Indeed, depending on the context or the personality of the manager, we can quickly switch from a model where “we do everything for people” to a model where “they are the cause of all the problems” and where we put them under ever increasing pressure. Indeed, when we give all our attention and all our energy to someone, we inevitably have a level of expectations that increases. But only acting on people rarely allows them to achieve this level of expectations.
When you only have a hammer you want all your problems to look like nails. When you only look at people they end up becoming the solution to everything and therefore the cause of all problems if the situation does not improve.
Putting people back at the center
We have been hearing a lot about “putting people back in the center” for many years. But at the center of what? At the center of words yes, at the center of attention often, at the center of action rarely.
Putting people back at the center means putting them back at the center of the system and therefore of the way we build the business’s operating modes.

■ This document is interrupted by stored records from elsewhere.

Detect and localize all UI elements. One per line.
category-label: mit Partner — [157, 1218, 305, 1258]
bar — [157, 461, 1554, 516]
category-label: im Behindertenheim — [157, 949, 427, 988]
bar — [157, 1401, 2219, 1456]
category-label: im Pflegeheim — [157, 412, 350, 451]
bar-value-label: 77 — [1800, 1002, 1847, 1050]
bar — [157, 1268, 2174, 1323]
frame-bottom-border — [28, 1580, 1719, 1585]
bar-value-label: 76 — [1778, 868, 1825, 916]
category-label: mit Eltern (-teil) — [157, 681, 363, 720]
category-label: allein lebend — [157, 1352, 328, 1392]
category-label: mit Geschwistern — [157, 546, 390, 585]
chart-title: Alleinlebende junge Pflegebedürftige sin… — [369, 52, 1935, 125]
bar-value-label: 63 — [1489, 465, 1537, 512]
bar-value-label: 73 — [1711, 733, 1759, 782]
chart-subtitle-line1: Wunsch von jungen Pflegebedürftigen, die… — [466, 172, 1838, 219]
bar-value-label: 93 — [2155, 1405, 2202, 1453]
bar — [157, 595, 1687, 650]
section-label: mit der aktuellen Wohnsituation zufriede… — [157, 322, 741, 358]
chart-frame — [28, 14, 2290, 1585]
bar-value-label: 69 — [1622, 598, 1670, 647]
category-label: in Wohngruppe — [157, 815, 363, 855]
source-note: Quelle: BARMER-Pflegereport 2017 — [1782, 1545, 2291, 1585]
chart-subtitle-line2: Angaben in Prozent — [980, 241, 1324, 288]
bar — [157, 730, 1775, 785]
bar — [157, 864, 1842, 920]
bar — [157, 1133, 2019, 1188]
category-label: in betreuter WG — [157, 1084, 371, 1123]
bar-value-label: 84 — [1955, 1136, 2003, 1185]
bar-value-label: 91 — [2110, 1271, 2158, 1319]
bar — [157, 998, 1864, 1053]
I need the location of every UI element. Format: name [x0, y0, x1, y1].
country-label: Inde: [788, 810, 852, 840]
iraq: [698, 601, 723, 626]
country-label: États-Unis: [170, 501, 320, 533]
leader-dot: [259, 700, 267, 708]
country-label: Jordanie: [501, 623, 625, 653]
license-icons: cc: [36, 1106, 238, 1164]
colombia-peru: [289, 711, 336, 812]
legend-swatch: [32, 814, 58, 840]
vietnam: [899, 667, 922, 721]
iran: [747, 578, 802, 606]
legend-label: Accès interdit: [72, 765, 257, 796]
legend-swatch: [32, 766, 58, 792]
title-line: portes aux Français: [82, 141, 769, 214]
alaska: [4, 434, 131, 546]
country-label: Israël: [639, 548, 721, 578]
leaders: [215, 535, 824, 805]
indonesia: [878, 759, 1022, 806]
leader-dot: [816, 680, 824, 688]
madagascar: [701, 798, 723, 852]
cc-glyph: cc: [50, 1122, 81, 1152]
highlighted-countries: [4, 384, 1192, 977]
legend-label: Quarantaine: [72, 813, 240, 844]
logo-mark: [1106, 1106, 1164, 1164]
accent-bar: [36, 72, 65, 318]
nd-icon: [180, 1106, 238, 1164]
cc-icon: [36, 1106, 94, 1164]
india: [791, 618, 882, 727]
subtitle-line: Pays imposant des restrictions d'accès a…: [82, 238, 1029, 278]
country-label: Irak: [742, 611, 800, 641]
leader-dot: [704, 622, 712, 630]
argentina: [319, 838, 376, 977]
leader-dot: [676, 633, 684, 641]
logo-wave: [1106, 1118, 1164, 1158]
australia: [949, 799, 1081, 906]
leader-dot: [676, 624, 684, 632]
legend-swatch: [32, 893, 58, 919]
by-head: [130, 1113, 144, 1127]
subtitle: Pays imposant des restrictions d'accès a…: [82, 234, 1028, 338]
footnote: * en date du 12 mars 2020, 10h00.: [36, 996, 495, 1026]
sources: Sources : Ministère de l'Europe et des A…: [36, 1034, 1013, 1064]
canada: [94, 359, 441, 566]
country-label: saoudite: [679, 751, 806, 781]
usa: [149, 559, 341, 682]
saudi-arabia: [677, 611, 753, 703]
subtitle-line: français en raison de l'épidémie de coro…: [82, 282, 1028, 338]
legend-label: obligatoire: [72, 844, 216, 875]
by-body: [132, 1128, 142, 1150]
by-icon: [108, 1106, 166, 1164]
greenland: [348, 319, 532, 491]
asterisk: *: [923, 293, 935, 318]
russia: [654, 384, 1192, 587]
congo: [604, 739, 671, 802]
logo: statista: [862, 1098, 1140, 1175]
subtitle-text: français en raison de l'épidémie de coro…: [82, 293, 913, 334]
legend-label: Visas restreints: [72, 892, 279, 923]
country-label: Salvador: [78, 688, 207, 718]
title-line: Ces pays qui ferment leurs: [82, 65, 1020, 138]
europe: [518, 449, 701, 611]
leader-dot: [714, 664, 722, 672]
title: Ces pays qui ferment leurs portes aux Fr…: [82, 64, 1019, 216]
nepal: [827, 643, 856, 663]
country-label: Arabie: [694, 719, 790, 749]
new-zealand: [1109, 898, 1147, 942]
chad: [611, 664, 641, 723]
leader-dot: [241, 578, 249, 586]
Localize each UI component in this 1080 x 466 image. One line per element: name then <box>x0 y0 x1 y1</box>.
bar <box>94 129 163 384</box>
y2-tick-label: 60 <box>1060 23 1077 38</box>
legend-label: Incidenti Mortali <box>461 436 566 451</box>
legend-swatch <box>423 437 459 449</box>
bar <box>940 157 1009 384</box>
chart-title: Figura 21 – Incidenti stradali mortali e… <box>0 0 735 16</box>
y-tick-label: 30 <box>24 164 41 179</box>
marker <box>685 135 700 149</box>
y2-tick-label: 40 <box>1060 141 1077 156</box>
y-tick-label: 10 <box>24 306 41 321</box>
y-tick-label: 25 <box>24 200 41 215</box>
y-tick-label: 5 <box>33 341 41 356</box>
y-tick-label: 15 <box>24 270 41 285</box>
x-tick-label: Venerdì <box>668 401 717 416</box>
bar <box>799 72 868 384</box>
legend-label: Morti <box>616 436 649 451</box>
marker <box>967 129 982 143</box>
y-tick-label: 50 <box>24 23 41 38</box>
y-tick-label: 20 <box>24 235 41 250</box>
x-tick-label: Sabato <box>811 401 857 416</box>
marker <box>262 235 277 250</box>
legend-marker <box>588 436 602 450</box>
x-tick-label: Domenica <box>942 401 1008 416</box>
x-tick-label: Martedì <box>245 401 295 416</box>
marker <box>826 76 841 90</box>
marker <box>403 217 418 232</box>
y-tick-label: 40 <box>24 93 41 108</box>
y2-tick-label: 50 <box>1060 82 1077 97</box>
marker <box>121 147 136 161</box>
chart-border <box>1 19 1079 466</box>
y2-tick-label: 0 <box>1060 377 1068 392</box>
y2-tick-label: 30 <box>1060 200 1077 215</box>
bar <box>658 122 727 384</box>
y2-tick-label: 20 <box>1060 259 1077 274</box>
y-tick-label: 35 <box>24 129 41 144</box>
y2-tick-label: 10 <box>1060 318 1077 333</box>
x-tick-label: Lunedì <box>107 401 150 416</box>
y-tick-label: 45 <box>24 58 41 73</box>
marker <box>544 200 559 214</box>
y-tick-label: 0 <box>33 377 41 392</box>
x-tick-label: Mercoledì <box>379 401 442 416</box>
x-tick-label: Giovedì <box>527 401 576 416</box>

The problem is that many “people-oriented” managers have a commensurate disregard for anything related to operations, processes, the “system.
So we end up with managers who do a lot for people, with expectations that logically go up and up, while the people in question are fighting against a system that slows them down, penalizes them. But a system about which nothing is done.
You don’t solve a systemic problem with listening, reassurance and motivation. It helps with acceptance of the problems but does not remove the cause.
Hence my deep conviction that to help people succeed it is not always necessary to be behind them all the time but rather to build a framework that will allow them to blossom, “perfom” and unleash their potential without restraint. And it’s the only scalable way to help others succeed.
A manager is an ambidextrous problem solver
But let’s get back to the definition of the manager’s role. I won’t get bogged down in restrictive debates on, for example, the difference between manager and leader, or the art of “care” without overdoing it.
On a more macro level, I would say that the manager’s objective is to make things happen. To do this, he has several strings to his bow, including people, the system and the organization.
It’s not one or the other, it’s both.
To understand people’s problems you have to be interested in them. But to solve their problems, you must sometimes dare to venture into other areas, otherwise, once again, you will be putting too much weight on the people in question, out of all proportion to what the organization is doing to make them succeed or even to prevent them from succeeding.
Because, in the end, listening, empathy, are essential qualities. But these are only means: the real role of the manager is more thankless, it is to solve people’s problems in a reactive way at the beginning and then in a proactive way in the long term. Forgetting this second part and the levers it implies is to end up with nanny managers who in the end achieve very little.
We can argue about posture for centuries, but that doesn’t change the nature of the role.